European UnionSpeeches

Timothy Kirkhope – 2001 Contribution to the Future of Europe Debate

The contribution made by Timothy Kirkhope MEP on 7 September 2001.

Good public policy requires a vigorous preliminary debate. One of the problems with the European Union is the limited scope for proper debate. The moment any politician, party or grouping question anything, they are pigeon-holed as Eurosceptics or Europhiles rather than listened to as contributors to the on-going European debate. As a lawyer by profession, I am naturally “sceptical”, but would not accept the description “Eurosceptic” with all that entails. When I engage in debate, I think it is right to be at least quizzical about the merits of any proposal for my constituents. Scepticism is an important part of any debate and the problem with the EU is that there simply isn’t enough debate.

We have ‘debates’ in the European Parliament, but the scope of that debate is limited. With respect to my colleagues, no one will ever deliver brilliant oration on the need for enlargement or the case against the single currency when we are limited to one, or if we are very lucky, two minutes. Is the level of debate or the scrutiny of legislation any better in the Committees? ‘Scrutinising’: what does that mean? It often doesn’t mean, frankly, very much at all. In any case, which newspaper regularly covers the work of the Committees, as opposed to the alleged level of expenses? If this is the level of debate, how can we expect a proper debate about the future of Europe?

Rushed legislation is often poor legislation because it hasn’t been properly thought through. For example, when I was a Home Office Minister in the last Conservative Government in the United Kingdom, we introduced new controls on firearms following the Dunblane massacre. Looking back, this was “knee-jerk legislation”. With more debate (and with the benefit of hindsight) we would have approached things differently.

I believe that the EU is suffering from a similar problem. It is rushing through a vision without properly considering the practicalities. This can be seen in two areas of European public policy: the Charter of Fundamental Rights and the European Rapid Reaction Force.

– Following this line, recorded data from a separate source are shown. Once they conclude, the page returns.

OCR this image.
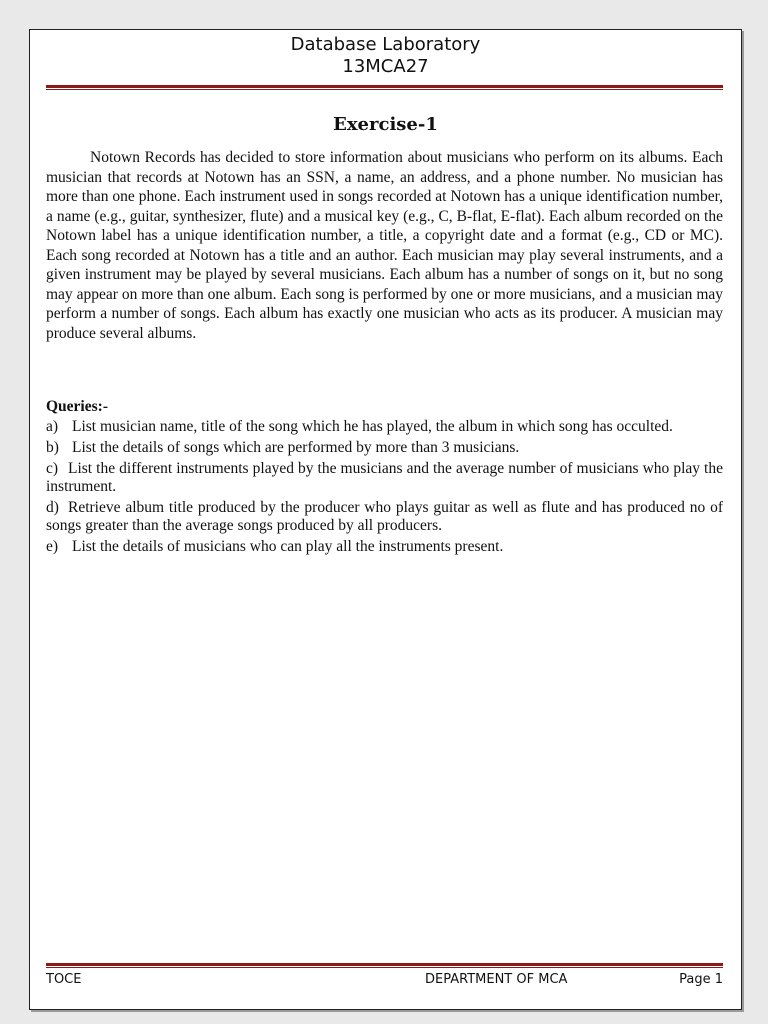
Database Laboratory
13MCA27
Exercise-1

Notown Records has decided to store information about musicians who perform on its albums. Each musician that records at Notown has an SSN, a name, an address, and a phone number. No musician has more than one phone. Each instrument used in songs recorded at Notown has a unique identification number, a name (e.g., guitar, synthesizer, flute) and a musical key (e.g., C, B-flat, E-flat). Each album recorded on the Notown label has a unique identification number, a title, a copyright date and a format (e.g., CD or MC). Each song recorded at Notown has a title and an author. Each musician may play several instruments, and a given instrument may be played by several musicians. Each album has a number of songs on it, but no song may appear on more than one album. Each song is performed by one or more musicians, and a musician may perform a number of songs. Each album has exactly one musician who acts as its producer. A musician may produce several albums.

Queries:-
a) List musician name, title of the song which he has played, the album in which song has occulted.
b) List the details of songs which are performed by more than 3 musicians.
c) List the different instruments played by the musicians and the average number of musicians who play the instrument.
d) Retrieve album title produced by the producer who plays guitar as well as flute and has produced no of songs greater than the average songs produced by all producers.
e) List the details of musicians who can play all the instruments present.
TOCE	DEPARTMENT OF MCA	Page 1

As a member of the Charter of Fundamental Rights Convention, I welcomed the emphasis placed on the protection of human rights, but I worry about its compatibility with the European Convention of Human Rights. We are in a situation where we have two sets of human rights law: we have the Convention set up by the Council of Europe and the Charter established by the European Union. Both the Charter and the Convention deal with the same area of law but with different wording. Why does the competence of the EU need to include an area that is dealt with satisfactorily by the Council of Europe? Two sets of human rights law will undoubtedly harm rather than help the very people it was designed to protect.

Similarly, would a separate European Rapid Reaction Force help or harm the security of the peoples of Europe? The resolution of the Balkans conflict was brought about through NATO not the EU. “Exactly,” argue supporters of the new defence initiative, “that’s why we need an independent European defence force.” I argue the reverse. Only if we maintain our links with NATO, and through NATO our links with countries outside the EU, will we guarantee maximum security for the peoples of Britain and Europe. Why does the competence of the EU need to include an area which NATO already excels in?

It is true that some countries are more enthusiastic about European integration than the British, but this does not mean that Britain’s horizons end at the Channel. Britain is a permanent member of the United Nations Security Council, a member of NATO and one of the G8, and the Queen is Head of the Commonwealth. Britain and the British Conservative Party is internationalist in outlook. But we are worried that the creation of a European Federal State would reduce British horizons rather than expand them. Does accepting the EU’s Charter of Fundamental Rights mean rejecting the non-EU members of the Council of Europe? Is support for a European Rapid Reaction Force a rebuff to our NATO allies? People assume that support for ‘ever closer union’ entails internationalism. I believe that Britain’s internationalism should be pursued through the European Union as well as through other international groups.

The Conservative Party’s opposition to a European Federal State is also grounded in its natural scepticism towards the institutions of the European Union. We passionately believe in democracy and accountability and for that reason we support the development of the Ombudsmen to act as a ‘check’ on the institutions on behalf of the peoples of Europe. We also recognise that the applicant countries have made massive sacrifices to adopt the acquis communautaire and we want to ensure that the enlargement process is not used as an excuse by the institutions to increase their power. For this reason, we welcome Neil Kinnock’s report but we do not think it goes far enough. A much more radical approach is needed to check the institutions and ensure the long-term prosperity of the European Union.

Politicians are supposed to be answerable to the people: I am, I always have been and I will continue to be as long as I serve my constituents. This duty includes a proper debate to prevent a simplistic approach to the future of Europe with its accompanying harmful effects. The Conservative Party will continue to argue the case for a free enterprise, free trading Europe, with more checks on the institutions and more accountability to the people; and we will also voice our united opposition to a European Federal State as part of the debate that Europe so desperately needs.